Market Opener – 10 Jan 2019
Local Markets Commentary
The Australian market commences today’s trade ahead of influential data out of China, following overnight key commodity price gains and positive settlements again across major international equities indices.
China is expected to report December CPI and PPI 12.30pm AEDT, following confirmation that three days of US-China trade talks in Beijing have concluded.
Commentary out of China regarding any definitive outcomes from the trade discussions could sway some sentiment today.
Locally today, a NAB business confidence report is expected.
In addition, BHP trades ex-dividend.
In overnight commodities trade, oil settled sharply higher.
Iron ore (China port 62% Fe fines) swung lower.
US (February) gold futures seesawed higher.
LME copper also turned and rallied.
The $A appreciated to ~71.75c after approaching US71.60c early yesterday evening.
Overseas Market Commentary
Choppy trade featured across major European and US equities markets overnight, but key indices opened and settled higher.
Select tech, energy and manufacturing stocks were again supported, as reports emerged that China had vowed to increase imports of some US agricultural and energy products, plus manufactured goods, during three days of US-China trade talks which ended in Beijing yesterday.
US Federal Reserve December policy meeting minutes revealed some members had counselled against a December 2018 rate rise and that most agreed a slower pace of increases was likely warranted during 2019. This was due to views of ‘more pronounced’ risk.
This kept the $US lower (as much as -0.7% intra-session) and government bond yields higher through overnight trade.
Also in the US, the deputy attorney-general was reported to be leaving his position within weeks, when the confirmation process for the president’s new attorney-general nomination (William Barr) is due to be completed.
The US president repeated a threat of declaring a national emergency should Congress not approve in the near-term ~$US5B worth of funding for a Mexico-US border wall, and walked out of new negotiations.
Across the Atlantic, the UK parliament debated European Union (EU) withdrawal plans, the House of Commons voting (308 – 297) for an amended plan to be presented within three sitting days should the current one be defeated in a scheduled vote Tuesday next week.
Meanwhile, Bank of England governor Mark Carney assured the central bank would remain pro-active following the UK’s withdrawal from the EU, but would also act in a considered and’ prudent’ manner.
In overnight data releases, a US Investment Company Institute report estimated a net $US30.4B had been withdrawn from US-based mutual and exchange-traded funds during the week to 2 January.
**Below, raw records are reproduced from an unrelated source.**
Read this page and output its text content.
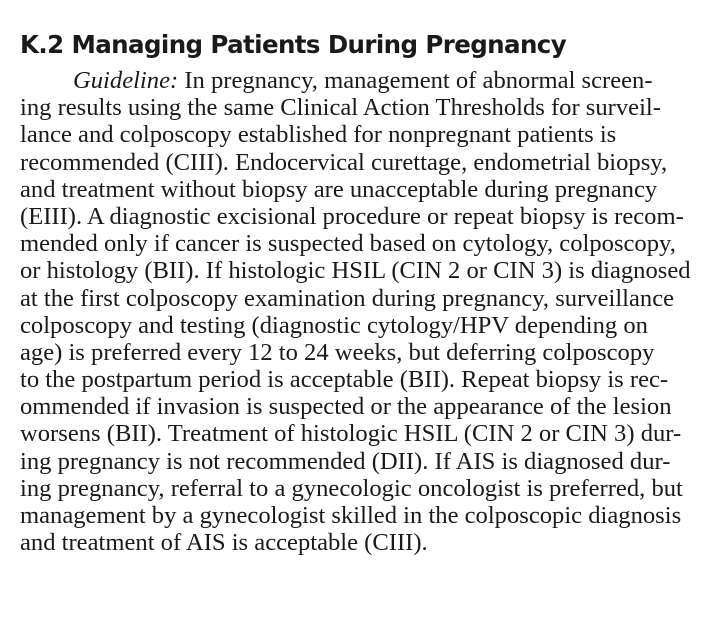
K.2 Managing Patients During Pregnancy
Guideline: In pregnancy, management of abnormal screen-
ing results using the same Clinical Action Thresholds for surveil-
lance and colposcopy established for nonpregnant patients is
recommended (CIII). Endocervical curettage, endometrial biopsy,
and treatment without biopsy are unacceptable during pregnancy
(EIII). A diagnostic excisional procedure or repeat biopsy is recom-
mended only if cancer is suspected based on cytology, colposcopy,
or histology (BII). If histologic HSIL (CIN 2 or CIN 3) is diagnosed
at the first colposcopy examination during pregnancy, surveillance
colposcopy and testing (diagnostic cytology/HPV depending on
age) is preferred every 12 to 24 weeks, but deferring colposcopy
to the postpartum period is acceptable (BII). Repeat biopsy is rec-
ommended if invasion is suspected or the appearance of the lesion
worsens (BII). Treatment of histologic HSIL (CIN 2 or CIN 3) dur-
ing pregnancy is not recommended (DII). If AIS is diagnosed dur-
ing pregnancy, referral to a gynecologic oncologist is preferred, but
management by a gynecologist skilled in the colposcopic diagnosis
and treatment of AIS is acceptable (CIII).
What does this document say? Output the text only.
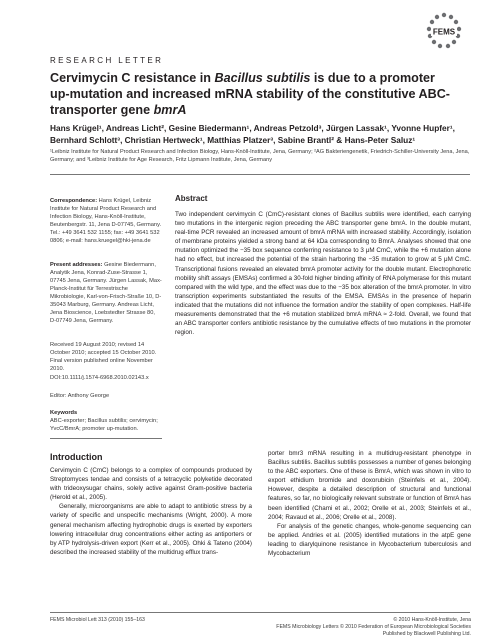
FEMS
RESEARCH LETTER
Cervimycin C resistance in Bacillus subtilis is due to a promoter up-mutation and increased mRNA stability of the constitutive ABC-transporter gene bmrA
Hans Krügel¹, Andreas Licht², Gesine Biedermann¹, Andreas Petzold³, Jürgen Lassak¹, Yvonne Hupfer¹, Bernhard Schlott³, Christian Hertweck¹, Matthias Platzer³, Sabine Brantl² & Hans-Peter Saluz¹
¹Leibniz Institute for Natural Product Research and Infection Biology, Hans-Knöll-Institute, Jena, Germany; ²AG Bakteriengenetik, Friedrich-Schiller-University Jena, Jena, Germany; and ³Leibniz Institute for Age Research, Fritz Lipmann Institute, Jena, Germany
Correspondence: Hans Krügel, Leibniz Institute for Natural Product Research and Infection Biology, Hans-Knöll-Institute, Beutenbergstr. 11, Jena D-07745, Germany. Tel.: +49 3641 532 1155; fax: +49 3641 532 0806; e-mail: hans.kruegel@hki-jena.de
Present addresses: Gesine Biedermann, Analytik Jena, Konrad-Zuse-Strasse 1, 07745 Jena, Germany. Jürgen Lassak, Max-Planck-Institut für Terrestrische Mikrobiologie, Karl-von-Frisch-Straße 10, D-35043 Marburg, Germany. Andreas Licht, Jena Bioscience, Loebstedter Strasse 80, D-07749 Jena, Germany.
Received 19 August 2010; revised 14 October 2010; accepted 15 October 2010. Final version published online November 2010.
DOI:10.1111/j.1574-6968.2010.02143.x
Editor: Anthony George
Keywords
ABC-exporter; Bacillus subtilis; cervimycin; YvcC/BmrA; promoter up-mutation.
Abstract
Two independent cervimycin C (CmC)-resistant clones of Bacillus subtilis were identified, each carrying two mutations in the intergenic region preceding the ABC transporter gene bmrA. In the double mutant, real-time PCR revealed an increased amount of bmrA mRNA with increased stability. Accordingly, isolation of membrane proteins yielded a strong band at 64 kDa corresponding to BmrA. Analyses showed that one mutation optimized the −35 box sequence conferring resistance to 3 μM CmC, while the +6 mutation alone had no effect, but increased the potential of the strain harboring the −35 mutation to grow at 5 μM CmC. Transcriptional fusions revealed an elevated bmrA promoter activity for the double mutant. Electrophoretic mobility shift assays (EMSAs) confirmed a 30-fold higher binding affinity of RNA polymerase for this mutant compared with the wild type, and the effect was due to the −35 box alteration of the bmrA promoter. In vitro transcription experiments substantiated the results of the EMSA. EMSAs in the presence of heparin indicated that the mutations did not influence the formation and/or the stability of open complexes. Half-life measurements demonstrated that the +6 mutation stabilized bmrA mRNA ≈ 2-fold. Overall, we found that an ABC transporter confers antibiotic resistance by the cumulative effects of two mutations in the promoter region.
Introduction

Cervimycin C (CmC) belongs to a complex of compounds produced by Streptomyces tendae and consists of a tetracyclic polyketide decorated with trideoxysugar chains, solely active against Gram-positive bacteria (Herold et al., 2005).

Generally, microorganisms are able to adapt to antibiotic stress by a variety of specific and unspecific mechanisms (Wright, 2000). A more general mechanism affecting hydrophobic drugs is exerted by exporters lowering intracellular drug concentrations either acting as antiporters or by ATP hydrolysis-driven export (Kerr et al., 2005). Ohki & Tateno (2004) described the increased stability of the multidrug efflux trans-

porter bmr3 mRNA resulting in a multidrug-resistant phenotype in Bacillus subtilis. Bacillus subtilis possesses a number of genes belonging to the ABC exporters. One of these is BmrA, which was shown in vitro to export ethidium bromide and doxorubicin (Steinfels et al., 2004). However, despite a detailed description of structural and functional features, so far, no biologically relevant substrate or function of BmrA has been identified (Chami et al., 2002; Orelle et al., 2003; Steinfels et al., 2004; Ravaud et al., 2006; Orelle et al., 2008).

For analysis of the genetic changes, whole-genome sequencing can be applied. Andries et al. (2005) identified mutations in the atpE gene leading to diarylquinone resistance in Mycobacterium tuberculosis and Mycobacterium

FEMS Microbiol Lett 313 (2010) 155–163	© 2010 Hans-Knöll-Institute, Jena
FEMS Microbiology Letters © 2010 Federation of European Microbiological Societies
Published by Blackwell Publishing Ltd.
This included $US14.2B from bond investments and $US11.3B from stocks.
Weekly mortgage applications were reported to have jumped 23.5%.
Germany’s November trade surplus rose to €20.5B from €18.9B at the end of October.
Exports pulled back 0.4% for the month however, following a 0.9% October increase.
Imports fell 1.6% after rising 0.8% in October and against forecasts of a flat November.
The euro zone reported a 0.1% slip in unemployment to 7.9%.
Tonight in the US, weekly new unemployment claims are scheduled for release.
Elsewhere, the European Central Bank (ECB) releases policy meeting minutes.
Marks & Spencer, Premier Oil and Tesco are among companies expected to report earnings or provide trading updates.